Now, consider: the Sultan executed his first wife because, at its core, she betrayed him with another man. She deceived him. If Scheherazade is going out daily to be taught by this man how to tell stories, what is she doing that's so different? A different level of betrayal, to be sure, but still betrayal. And with a man. To say nothing of the fact that a gently reared woman of the harim would never have been able to get out and about like that. It's simply not a sane or safe thing for her to be doing. (And in the original, she doesn't. She and her sister, Dunazade, have been telling each other stories for years and developed the skills. I don't know why they decided that this part of the story had to go.)

The stories themselves also had problems. For some reason, they decided to introduce all sorts of anachronisms into the dialogue for John Leguizamo's djinn (he plays two of them), and they just jar you right out of the story. Airplanes? Cars? What the hell are they doing in this story? The one story that works the best--the tale of Buk Buk or Dikdik or whatever the character's name was--depends on stereotypes for its humor, stereotypes which are just this side of offensive, and which, frankly, didn't have to be there. The base story itself was funny enough without them--various people keep winding up with the corpse of the sultan's favorite in their possession and MUST get rid of the body, lest they be blamed for his death. The stereotypes are only slightly more muted in the Aladdin story.

Scheherazade's part of the story also contains a conspiracy subplot between the Lord High Executioner and the Sultan Shahryar's brother, the first wife's lover. Shahryar doesn't have enough people killed for the executioner to make money, so he's throwing his weight behind the brother. Not only is this plot stupid, but after the establishing scenes, it pretty much disappears altogether--between Scheherazade's scenes with Shahryar, and the stories she tells, there's simply no time to establish a decent conspiracy. In fact, the entire subplot with Shahryar's brother, which didn't exist in the original, is both stupid and appalling. (He drags around the corpse of his lover, the sultan's clearly dead first wife. Ick.)
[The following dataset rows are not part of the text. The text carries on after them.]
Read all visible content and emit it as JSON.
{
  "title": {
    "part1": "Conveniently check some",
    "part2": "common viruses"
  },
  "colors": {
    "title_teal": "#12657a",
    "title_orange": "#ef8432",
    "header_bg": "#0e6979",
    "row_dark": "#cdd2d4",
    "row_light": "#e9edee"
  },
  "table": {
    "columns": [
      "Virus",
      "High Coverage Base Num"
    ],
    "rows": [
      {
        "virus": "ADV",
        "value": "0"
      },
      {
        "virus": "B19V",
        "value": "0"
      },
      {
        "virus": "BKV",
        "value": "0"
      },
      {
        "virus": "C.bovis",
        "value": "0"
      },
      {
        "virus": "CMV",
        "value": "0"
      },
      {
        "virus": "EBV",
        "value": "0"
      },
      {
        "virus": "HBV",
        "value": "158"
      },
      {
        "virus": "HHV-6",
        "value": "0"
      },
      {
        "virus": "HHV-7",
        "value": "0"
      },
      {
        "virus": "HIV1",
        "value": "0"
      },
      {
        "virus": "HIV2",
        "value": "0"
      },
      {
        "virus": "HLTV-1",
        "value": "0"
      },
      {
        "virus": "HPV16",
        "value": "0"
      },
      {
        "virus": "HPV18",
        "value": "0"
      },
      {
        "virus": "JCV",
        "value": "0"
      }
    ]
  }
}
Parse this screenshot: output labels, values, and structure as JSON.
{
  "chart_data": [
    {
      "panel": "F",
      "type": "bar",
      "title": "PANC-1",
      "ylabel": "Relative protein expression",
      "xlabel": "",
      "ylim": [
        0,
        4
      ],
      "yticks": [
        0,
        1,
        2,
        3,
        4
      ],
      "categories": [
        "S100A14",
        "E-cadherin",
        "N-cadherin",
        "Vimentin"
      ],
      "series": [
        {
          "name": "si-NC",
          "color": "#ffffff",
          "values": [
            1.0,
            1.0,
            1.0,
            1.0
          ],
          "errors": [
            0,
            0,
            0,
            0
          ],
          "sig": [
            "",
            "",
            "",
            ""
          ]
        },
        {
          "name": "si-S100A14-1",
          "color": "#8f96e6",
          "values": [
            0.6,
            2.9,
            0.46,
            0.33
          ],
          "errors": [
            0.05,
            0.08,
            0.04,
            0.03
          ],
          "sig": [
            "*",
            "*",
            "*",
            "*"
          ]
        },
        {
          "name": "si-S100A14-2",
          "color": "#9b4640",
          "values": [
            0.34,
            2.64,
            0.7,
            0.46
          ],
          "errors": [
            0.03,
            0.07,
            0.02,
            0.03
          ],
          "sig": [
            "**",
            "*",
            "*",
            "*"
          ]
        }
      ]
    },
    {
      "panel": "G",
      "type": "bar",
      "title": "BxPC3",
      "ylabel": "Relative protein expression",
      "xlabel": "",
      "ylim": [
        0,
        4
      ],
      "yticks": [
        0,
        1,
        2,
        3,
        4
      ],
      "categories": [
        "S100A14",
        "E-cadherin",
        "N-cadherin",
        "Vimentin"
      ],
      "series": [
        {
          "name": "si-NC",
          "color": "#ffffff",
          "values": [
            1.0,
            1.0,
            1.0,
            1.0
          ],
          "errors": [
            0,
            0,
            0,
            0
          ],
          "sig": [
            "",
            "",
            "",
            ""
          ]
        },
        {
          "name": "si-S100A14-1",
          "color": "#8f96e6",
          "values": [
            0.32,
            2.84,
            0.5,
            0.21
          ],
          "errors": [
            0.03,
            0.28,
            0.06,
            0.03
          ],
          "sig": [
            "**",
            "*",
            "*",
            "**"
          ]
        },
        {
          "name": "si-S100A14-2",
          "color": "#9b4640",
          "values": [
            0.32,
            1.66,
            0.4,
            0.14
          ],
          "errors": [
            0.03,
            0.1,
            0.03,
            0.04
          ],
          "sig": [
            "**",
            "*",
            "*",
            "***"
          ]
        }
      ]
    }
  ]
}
The ending, to be sure, was quite nicely handled. In the original, you don't discover until the end that Scheherazade has been telling these thousand and one stories over the course of 20 years and several children. In the miniseries, at the very end, you discover that Scheherazade has, in fact, been telling the entire story--her own as well as the others--to her youngest children. She's older, and her hair is going gray, so clearly time has passed. It was an unusually clever and deft touch for something that managed not to be clever or deft for the previous four hours.